I have a table with some "functionally duplicate" records - different IDs, but the 4 columns of "user data" (of even more columns) are identical. I've got a query working that will select all records that have such duplicates.
Now I want to select, from each group of duplicates, first any of them that have column A
not null - and I've verified from the data that there are at most 1 such rows per group - and if there are none in this particular group, then the minimum of column ID
.
How do I select that? I can't exactly use a non-aggregate in the THEN of a CASE and an aggregate in the ELSE. E.g. this doesn't work:
SELECT CASE
WHEN d.A IS NULL THEN d.ID
ELSE MIN(d.ID) END,
d.B,
d.C,
d.E,
d.F
FROM TABLE T
JOIN (my duplicate query here) D ON T.B=D.B
AND T.C=D.C
AND T.E=D.E
AND T.F=D.F
GROUP BY T.B,
T.C,
T.E,
T.F
Error being:
column A must appear in the GROUP BY clause or be used in an aggregate function.

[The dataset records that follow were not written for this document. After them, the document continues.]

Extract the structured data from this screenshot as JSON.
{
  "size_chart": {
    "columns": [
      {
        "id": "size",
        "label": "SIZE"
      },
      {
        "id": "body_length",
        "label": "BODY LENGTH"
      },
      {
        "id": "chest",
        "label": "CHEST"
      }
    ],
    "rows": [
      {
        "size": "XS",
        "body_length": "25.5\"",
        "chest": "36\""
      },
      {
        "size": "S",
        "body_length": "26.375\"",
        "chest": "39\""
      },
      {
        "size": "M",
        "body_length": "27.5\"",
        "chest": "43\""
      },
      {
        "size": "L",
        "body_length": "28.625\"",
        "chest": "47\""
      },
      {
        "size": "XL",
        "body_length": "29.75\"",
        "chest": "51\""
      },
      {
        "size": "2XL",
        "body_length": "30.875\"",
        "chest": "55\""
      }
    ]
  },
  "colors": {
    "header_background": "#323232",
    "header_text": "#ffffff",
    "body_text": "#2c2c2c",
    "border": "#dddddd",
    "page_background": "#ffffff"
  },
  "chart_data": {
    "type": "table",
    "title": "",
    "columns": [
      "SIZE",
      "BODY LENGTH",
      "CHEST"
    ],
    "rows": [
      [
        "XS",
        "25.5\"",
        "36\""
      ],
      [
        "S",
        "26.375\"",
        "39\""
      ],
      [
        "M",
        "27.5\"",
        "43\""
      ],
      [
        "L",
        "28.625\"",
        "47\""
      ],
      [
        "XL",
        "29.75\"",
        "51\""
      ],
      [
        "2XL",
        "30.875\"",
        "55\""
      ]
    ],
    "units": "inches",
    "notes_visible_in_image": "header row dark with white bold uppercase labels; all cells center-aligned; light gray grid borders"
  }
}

This can be radically simpler:
SELECT DISTINCT ON (b, c, e, f)
b, c, e, f, id -- add more columns freely
FROM (<duplicate query here>) sub
ORDER BY b, c, e, f, (a IS NOT NULL), id
Your duplicate query has all columns. No need to JOIN
to the base table again.
Use the Postgres extension of the standard SQL DISTINCT
: DISTINCT ON
:
Postgres has a proper boolean type. You can ORDER BY
boolean expression directly. The sequence is FALSE
(0), TRUE
(1), NULL
(NULL). If a is NULL, this expression is FALSE
and sorts first: (a IS NOT NULL)
. The rest is ordered by id
. Voilá.
Selection of ID
happens automatically. According to your description you want the ID of the row selected in this query. Nothing more to do.
You can probably integrate this into your duplicate query directly.